Attempts were made to detonate a special ball-milled TNT powder of about 30-μm particle size thatwas dispersed in air, oxygen, and nitrogen at nominally 1 kg/m3 in a highly instrumented 152-mm-diameter 7.31-m-long horizontal detonation tube. Results were successful in both air and oxygen, but not in nitrogen. New modifications to the detonation tube for this work included implementation of two-color temperature-measuring instrumentation, and the repositioning of some piezoelectric pressure transducers and fiberoptic light-detector probes so that phenomena such as spinning detonation and multiple-front detonations could be better identified and quantified.

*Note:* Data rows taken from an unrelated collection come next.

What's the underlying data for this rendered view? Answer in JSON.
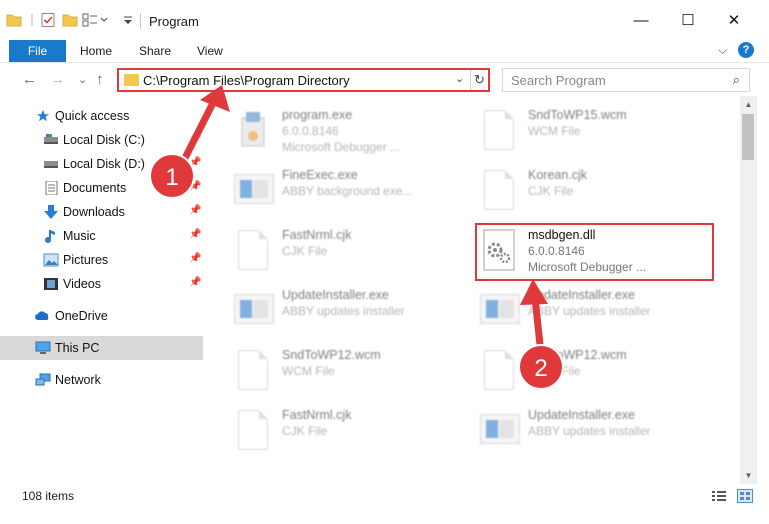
{
  "window": {
    "title": "Program",
    "controls": {
      "minimize": "—",
      "maximize": "☐",
      "close": "✕"
    }
  },
  "ribbon": {
    "tabs": [
      "File",
      "Home",
      "Share",
      "View"
    ],
    "collapse_glyph": "⌵",
    "help_glyph": "?"
  },
  "nav": {
    "back": "←",
    "forward": "→",
    "recent": "⌄",
    "up": "↑",
    "address": "C:\\Program Files\\Program Directory",
    "address_dropdown": "⌄",
    "refresh": "↻",
    "search_placeholder": "Search Program",
    "search_glyph": "⌕"
  },
  "sidebar": {
    "items": [
      {
        "label": "Quick access",
        "icon": "star-icon",
        "pinned": false
      },
      {
        "label": "Local Disk (C:)",
        "icon": "drive-icon",
        "pinned": true
      },
      {
        "label": "Local Disk (D:)",
        "icon": "drive-icon",
        "pinned": true
      },
      {
        "label": "Documents",
        "icon": "documents-icon",
        "pinned": true
      },
      {
        "label": "Downloads",
        "icon": "download-icon",
        "pinned": true
      },
      {
        "label": "Music",
        "icon": "music-icon",
        "pinned": true
      },
      {
        "label": "Pictures",
        "icon": "pictures-icon",
        "pinned": true
      },
      {
        "label": "Videos",
        "icon": "videos-icon",
        "pinned": true
      },
      {
        "label": "OneDrive",
        "icon": "cloud-icon",
        "pinned": false
      },
      {
        "label": "This PC",
        "icon": "computer-icon",
        "pinned": false,
        "selected": true
      },
      {
        "label": "Network",
        "icon": "network-icon",
        "pinned": false
      }
    ],
    "pin_glyph": "📌"
  },
  "files": [
    {
      "name": "program.exe",
      "line2": "6.0.0.8146",
      "line3": "Microsoft Debugger ...",
      "icon": "installer-icon"
    },
    {
      "name": "SndToWP15.wcm",
      "line2": "WCM File",
      "line3": "",
      "icon": "document-icon"
    },
    {
      "name": "FineExec.exe",
      "line2": "ABBY background exe...",
      "line3": "",
      "icon": "app-icon"
    },
    {
      "name": "Korean.cjk",
      "line2": "CJK File",
      "line3": "",
      "icon": "document-icon"
    },
    {
      "name": "FastNrml.cjk",
      "line2": "CJK File",
      "line3": "",
      "icon": "document-icon"
    },
    {
      "name": "msdbgen.dll",
      "line2": "6.0.0.8146",
      "line3": "Microsoft Debugger ...",
      "icon": "dll-gear-icon",
      "highlighted": true
    },
    {
      "name": "UpdateInstaller.exe",
      "line2": "ABBY updates installer",
      "line3": "",
      "icon": "app-icon"
    },
    {
      "name": "UpdateInstaller.exe",
      "line2": "ABBY updates installer",
      "line3": "",
      "icon": "app-icon"
    },
    {
      "name": "SndToWP12.wcm",
      "line2": "WCM File",
      "line3": "",
      "icon": "document-icon"
    },
    {
      "name": "SndToWP12.wcm",
      "line2": "WCM File",
      "line3": "",
      "icon": "document-icon"
    },
    {
      "name": "FastNrml.cjk",
      "line2": "CJK File",
      "line3": "",
      "icon": "document-icon"
    },
    {
      "name": "UpdateInstaller.exe",
      "line2": "ABBY updates installer",
      "line3": "",
      "icon": "app-icon"
    }
  ],
  "scrollbar": {
    "up": "▲",
    "down": "▼"
  },
  "status": {
    "item_count": "108 items"
  },
  "annotations": {
    "step1": "1",
    "step2": "2",
    "color": "#e0393b"
  },
  "colors": {
    "accent": "#1979ca",
    "folder": "#f2c94c",
    "selection": "#d9d9d9"
  }
}
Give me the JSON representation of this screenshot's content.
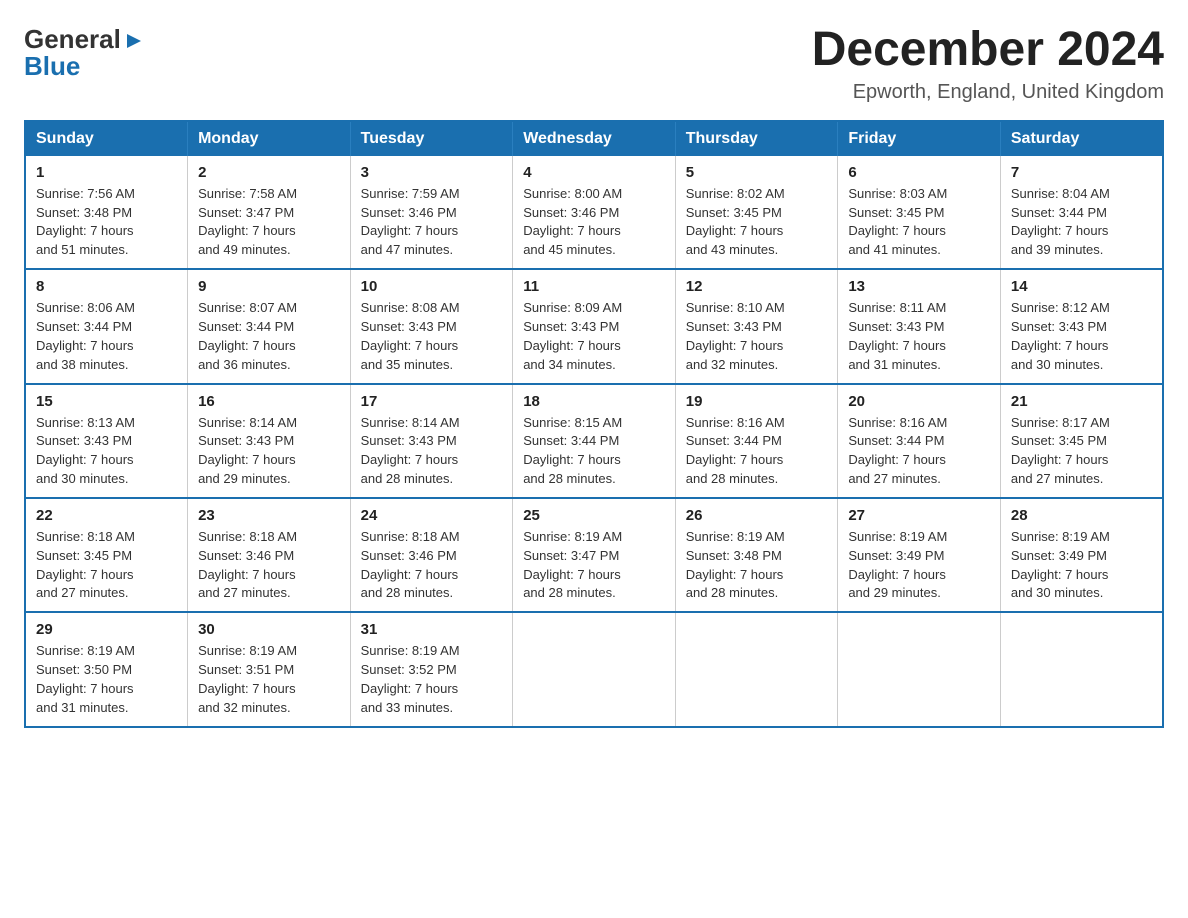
{
  "logo": {
    "general": "General",
    "blue": "Blue",
    "arrow_unicode": "▶"
  },
  "header": {
    "month": "December 2024",
    "location": "Epworth, England, United Kingdom"
  },
  "weekdays": [
    "Sunday",
    "Monday",
    "Tuesday",
    "Wednesday",
    "Thursday",
    "Friday",
    "Saturday"
  ],
  "weeks": [
    [
      {
        "day": "1",
        "sunrise": "7:56 AM",
        "sunset": "3:48 PM",
        "daylight": "7 hours and 51 minutes."
      },
      {
        "day": "2",
        "sunrise": "7:58 AM",
        "sunset": "3:47 PM",
        "daylight": "7 hours and 49 minutes."
      },
      {
        "day": "3",
        "sunrise": "7:59 AM",
        "sunset": "3:46 PM",
        "daylight": "7 hours and 47 minutes."
      },
      {
        "day": "4",
        "sunrise": "8:00 AM",
        "sunset": "3:46 PM",
        "daylight": "7 hours and 45 minutes."
      },
      {
        "day": "5",
        "sunrise": "8:02 AM",
        "sunset": "3:45 PM",
        "daylight": "7 hours and 43 minutes."
      },
      {
        "day": "6",
        "sunrise": "8:03 AM",
        "sunset": "3:45 PM",
        "daylight": "7 hours and 41 minutes."
      },
      {
        "day": "7",
        "sunrise": "8:04 AM",
        "sunset": "3:44 PM",
        "daylight": "7 hours and 39 minutes."
      }
    ],
    [
      {
        "day": "8",
        "sunrise": "8:06 AM",
        "sunset": "3:44 PM",
        "daylight": "7 hours and 38 minutes."
      },
      {
        "day": "9",
        "sunrise": "8:07 AM",
        "sunset": "3:44 PM",
        "daylight": "7 hours and 36 minutes."
      },
      {
        "day": "10",
        "sunrise": "8:08 AM",
        "sunset": "3:43 PM",
        "daylight": "7 hours and 35 minutes."
      },
      {
        "day": "11",
        "sunrise": "8:09 AM",
        "sunset": "3:43 PM",
        "daylight": "7 hours and 34 minutes."
      },
      {
        "day": "12",
        "sunrise": "8:10 AM",
        "sunset": "3:43 PM",
        "daylight": "7 hours and 32 minutes."
      },
      {
        "day": "13",
        "sunrise": "8:11 AM",
        "sunset": "3:43 PM",
        "daylight": "7 hours and 31 minutes."
      },
      {
        "day": "14",
        "sunrise": "8:12 AM",
        "sunset": "3:43 PM",
        "daylight": "7 hours and 30 minutes."
      }
    ],
    [
      {
        "day": "15",
        "sunrise": "8:13 AM",
        "sunset": "3:43 PM",
        "daylight": "7 hours and 30 minutes."
      },
      {
        "day": "16",
        "sunrise": "8:14 AM",
        "sunset": "3:43 PM",
        "daylight": "7 hours and 29 minutes."
      },
      {
        "day": "17",
        "sunrise": "8:14 AM",
        "sunset": "3:43 PM",
        "daylight": "7 hours and 28 minutes."
      },
      {
        "day": "18",
        "sunrise": "8:15 AM",
        "sunset": "3:44 PM",
        "daylight": "7 hours and 28 minutes."
      },
      {
        "day": "19",
        "sunrise": "8:16 AM",
        "sunset": "3:44 PM",
        "daylight": "7 hours and 28 minutes."
      },
      {
        "day": "20",
        "sunrise": "8:16 AM",
        "sunset": "3:44 PM",
        "daylight": "7 hours and 27 minutes."
      },
      {
        "day": "21",
        "sunrise": "8:17 AM",
        "sunset": "3:45 PM",
        "daylight": "7 hours and 27 minutes."
      }
    ],
    [
      {
        "day": "22",
        "sunrise": "8:18 AM",
        "sunset": "3:45 PM",
        "daylight": "7 hours and 27 minutes."
      },
      {
        "day": "23",
        "sunrise": "8:18 AM",
        "sunset": "3:46 PM",
        "daylight": "7 hours and 27 minutes."
      },
      {
        "day": "24",
        "sunrise": "8:18 AM",
        "sunset": "3:46 PM",
        "daylight": "7 hours and 28 minutes."
      },
      {
        "day": "25",
        "sunrise": "8:19 AM",
        "sunset": "3:47 PM",
        "daylight": "7 hours and 28 minutes."
      },
      {
        "day": "26",
        "sunrise": "8:19 AM",
        "sunset": "3:48 PM",
        "daylight": "7 hours and 28 minutes."
      },
      {
        "day": "27",
        "sunrise": "8:19 AM",
        "sunset": "3:49 PM",
        "daylight": "7 hours and 29 minutes."
      },
      {
        "day": "28",
        "sunrise": "8:19 AM",
        "sunset": "3:49 PM",
        "daylight": "7 hours and 30 minutes."
      }
    ],
    [
      {
        "day": "29",
        "sunrise": "8:19 AM",
        "sunset": "3:50 PM",
        "daylight": "7 hours and 31 minutes."
      },
      {
        "day": "30",
        "sunrise": "8:19 AM",
        "sunset": "3:51 PM",
        "daylight": "7 hours and 32 minutes."
      },
      {
        "day": "31",
        "sunrise": "8:19 AM",
        "sunset": "3:52 PM",
        "daylight": "7 hours and 33 minutes."
      },
      null,
      null,
      null,
      null
    ]
  ],
  "labels": {
    "sunrise": "Sunrise:",
    "sunset": "Sunset:",
    "daylight": "Daylight:"
  }
}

TIGER Code Chapman-Jouguet (CJ) computations were made for TNT, RDX, and mixtures of TNT and RDX in air, oxygen, and nitrogen at concentrations up to 100 kg/m3. The computed results for TNT in air and oxygen at a concentration of 1 kg/m3 for the detonation velocities, pressures, and temperatures were 2.00 km/s, 4.00 MPa, 3250 K in air and 2.05 km/s, 4.40 MPa, 3740 K in oxygen. Experimental results for TNT powder were 1.82 km/s, 4.06 MPa, 3245 K in air and 1.90 km/s, 4.61 MPa, 4240 K in oxygen; the experimental concentrations, which were monitored with laser optics, were determined to be 1 kg/m3 with an estimated error of ± 10%. Subsequent experiments were conducted with RDX, alone and in mixtures with TNT, in attempts to achieve detonation in nitrogen. These were successful except when the RDX percentage fell below 20% by weight. Results of sucessful detonations of RDX/TNT mixtures indicated multiple-front detonations, suggesting that the TNT was reacting behind the RDX detonation front in such a manner that it supported the overall detonation.